Count the ways…

By Rachel LaVictoire

It’s 1:06 a.m. on the 5th day of the 5th month of the year and I’m working in a room with all 3 light switches flipped on and all four windows cracked open. My backpack and I are occupying 2 of the 4 wooden chairs that surround the wooden table which is covered with 3 laptops, 2 empty to-go boxes, 4 textbooks, and 1 bulk-sized bag of cheddar popcorn. My 2 friends and I have been sitting in the 8×10 study room on the 4th floor of a 9 year-old dorm building for 3 hours and 30 minutes. In total, we have 7 exams in the next 4 days. Nick has 73 more pages to read, and his 1 and only exam is in 2 days. Then, in 5 days, I’ll load up my Ford’s 14-gallon gas tank and start the 583-mile drive back to Atlanta.

Or, I could tell you this:

Right now, it’s a Saturday night in May, and I’m sitting in a study room with two of my friends. Only, I don’t even know if I can even say I’m with them—the fortitude of good company faded to an illusion two hours ago when we jammed headphones in our ears and put up our apple-stamped walls of isolation. Sometimes we’ll come back, long enough to share an interesting fact with the group—an artist who made a skull out of diamonds, or the optical illusion that made Will Ferrell seem like a really large elf—but mostly, we keep our heads down, crunching numbers and scribbling notes, hoping to condense the hundreds of pages of accounting, art history, psychology, and other nonsensical subjects into a box so small we just might be able to store it in our heads long enough to get through final exams.

Both descriptions provide fairly similar details—where I am, who I’m with, and what we’re doing—but in very different ways. And although it’s safe to say that the latter of the two paragraphs is probably the more common one, I’m not sure that it’s actually the better one.

Numbers are powerful. They allow for that striking difference between a “really tall” kid in your class and a “6-feet-7-inch college freshman”; or for the specificity that turns a “rare” disease into a one that you have a “1 percent chance” of getting. Numbers are powerful in their objectivity and in their relatability—they have no bias and no language barrier. We all speak in numbers.

And maybe that’s why this week, in the 34th parshah, Bamidbar, G-d calls for a census. G-d spoke to Moses, saying, “take the sum of all the congregation of the children of Israel, by families following their fathers’ houses; a head count of every male according to the number of their names. From twenty years old and upwards… you shall count them by their legions you and Aaron” (Numbers 1:2-3). Moses and Aaron did as they were told, and reported back with counts of each tribe: tribe of Reuben—46,500, tribe of Simeon—59,300, tribe of Gad—45,650, tribe of Judah—74,600, tribe of Issachar—54,400, tribe of Zebulun—57,400, tribe of Ephraim—40,500, tribe of Manasseh—32,200, tribe of Benjamin—35,400, tribe of Dan—62,700, Asher—41,500, and the tribe of Naphtali—53,400. (The Levites are missing from this count because G-d gave specific instructions regarding their tribe, though I don’t plan on delving into those details.)
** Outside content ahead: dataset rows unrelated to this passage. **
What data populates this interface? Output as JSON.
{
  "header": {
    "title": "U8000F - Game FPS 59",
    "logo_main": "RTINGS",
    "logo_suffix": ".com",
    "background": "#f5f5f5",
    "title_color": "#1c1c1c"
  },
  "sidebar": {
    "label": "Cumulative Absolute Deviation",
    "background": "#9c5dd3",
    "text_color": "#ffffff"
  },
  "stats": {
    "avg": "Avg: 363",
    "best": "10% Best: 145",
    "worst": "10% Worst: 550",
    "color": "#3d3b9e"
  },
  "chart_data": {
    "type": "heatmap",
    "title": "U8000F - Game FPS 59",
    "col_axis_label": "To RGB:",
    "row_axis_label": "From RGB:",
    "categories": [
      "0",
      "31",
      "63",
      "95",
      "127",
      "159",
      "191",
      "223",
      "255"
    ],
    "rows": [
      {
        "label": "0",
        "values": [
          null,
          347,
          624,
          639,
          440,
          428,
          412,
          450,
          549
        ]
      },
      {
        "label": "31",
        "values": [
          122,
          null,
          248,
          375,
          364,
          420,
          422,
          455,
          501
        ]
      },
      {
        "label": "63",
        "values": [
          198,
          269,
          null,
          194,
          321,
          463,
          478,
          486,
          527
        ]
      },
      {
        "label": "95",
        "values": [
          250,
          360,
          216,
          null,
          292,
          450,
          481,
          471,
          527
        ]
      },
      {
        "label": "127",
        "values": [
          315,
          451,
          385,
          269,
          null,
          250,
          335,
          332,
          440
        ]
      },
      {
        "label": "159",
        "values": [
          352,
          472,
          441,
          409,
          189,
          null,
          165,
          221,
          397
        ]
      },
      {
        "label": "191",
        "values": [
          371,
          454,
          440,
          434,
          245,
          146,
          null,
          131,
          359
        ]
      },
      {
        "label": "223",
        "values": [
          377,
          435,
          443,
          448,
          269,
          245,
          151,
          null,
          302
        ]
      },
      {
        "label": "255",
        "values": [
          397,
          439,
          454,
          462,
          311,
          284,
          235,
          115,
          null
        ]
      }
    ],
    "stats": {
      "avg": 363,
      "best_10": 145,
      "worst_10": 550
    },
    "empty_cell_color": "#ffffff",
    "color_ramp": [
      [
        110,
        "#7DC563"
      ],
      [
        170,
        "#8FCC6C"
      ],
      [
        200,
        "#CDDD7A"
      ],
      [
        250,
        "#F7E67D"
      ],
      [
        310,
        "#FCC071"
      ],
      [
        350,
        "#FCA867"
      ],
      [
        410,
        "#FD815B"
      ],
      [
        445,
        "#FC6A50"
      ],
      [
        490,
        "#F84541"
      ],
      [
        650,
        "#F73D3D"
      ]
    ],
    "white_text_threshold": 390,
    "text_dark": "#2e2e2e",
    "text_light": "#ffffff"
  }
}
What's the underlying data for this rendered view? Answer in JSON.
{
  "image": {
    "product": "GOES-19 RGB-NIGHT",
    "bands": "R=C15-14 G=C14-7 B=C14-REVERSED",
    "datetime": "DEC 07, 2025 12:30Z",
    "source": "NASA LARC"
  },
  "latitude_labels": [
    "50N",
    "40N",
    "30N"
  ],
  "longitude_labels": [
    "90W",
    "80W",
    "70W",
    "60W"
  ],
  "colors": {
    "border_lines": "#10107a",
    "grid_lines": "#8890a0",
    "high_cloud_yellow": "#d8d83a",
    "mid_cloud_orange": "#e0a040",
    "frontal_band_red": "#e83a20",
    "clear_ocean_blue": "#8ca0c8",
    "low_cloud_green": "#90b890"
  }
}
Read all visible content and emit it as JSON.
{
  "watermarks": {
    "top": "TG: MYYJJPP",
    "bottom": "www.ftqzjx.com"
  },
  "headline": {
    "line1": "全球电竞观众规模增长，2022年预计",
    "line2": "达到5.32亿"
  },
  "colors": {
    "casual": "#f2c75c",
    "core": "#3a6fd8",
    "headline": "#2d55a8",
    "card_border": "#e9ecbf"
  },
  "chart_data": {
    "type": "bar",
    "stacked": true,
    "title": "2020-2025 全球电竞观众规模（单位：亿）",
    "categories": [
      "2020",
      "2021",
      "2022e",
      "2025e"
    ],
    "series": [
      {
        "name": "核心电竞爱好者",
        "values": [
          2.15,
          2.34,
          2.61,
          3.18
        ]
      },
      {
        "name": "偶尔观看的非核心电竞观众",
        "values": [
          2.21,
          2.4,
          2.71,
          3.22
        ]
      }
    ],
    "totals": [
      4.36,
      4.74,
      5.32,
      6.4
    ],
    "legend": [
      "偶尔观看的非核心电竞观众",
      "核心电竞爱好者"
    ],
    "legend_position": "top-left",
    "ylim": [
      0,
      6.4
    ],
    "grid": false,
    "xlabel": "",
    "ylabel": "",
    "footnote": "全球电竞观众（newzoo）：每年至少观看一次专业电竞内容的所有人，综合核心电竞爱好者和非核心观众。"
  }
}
Only then did Moses and Aaron give the sum total: 603,550 children of Israel from twenty years and upwards. Then, after the counting eleven separate tribes and the consolidating into one sum total, G-d asked for the division of the Israleites into four legions—“The children of Israel shall encamp each man by his … some distance from the Tent of Meeting they shall encamp” (Numbers 2:2). So, Moses and Aaron went and returned once more with new numbers: in the legions of Judah’s camp were186,400; in the legions of Reuben’s camp were 151,450; in the legions of Ephraim’s camp were 108,100; and in the legions of Dan’s camp were 157,600. And again, it’s said, the total number of the legions of the camps was 603,550.

And this brings about another power of numbers: the property of conservation—regardless of how a number is divided, its value is constant. The same holds true for the Israelites. After being divided into tribes and brought back together, there were 603,550 children of Israel. After being divided into legions and then brought back together, there were were, again, 603,550 children of Israel. It’s not relative—no one man becomes more or less valuable because of his surroundings. Rather, we are all equal, all counted as one person. It may be difficult to hear—that regardless of what we accomplish or aspire to accomplish, we’re still each just one person among hundreds of thousands of others—but it’s also an invaluable concept. Be kind and respectful to others, don’t be afraid to fail, balance work and play—these are all enhanced by the idea that we are only one person.

It’s easy, especially in a whirlwind of stress and craze, to become focused on your own microcosm, full of the subjective experiences that you and your family and friends share everyday. Taking one step back, though, spending “sooo much time” studying “everything” in order to pass the “really important test” is actually just a small fraction of your 24-hour day, spent reading a few chapters of a subject, so that you, one of 300 other students in your class, can pass one, 50-question test. Numbers give us perspective.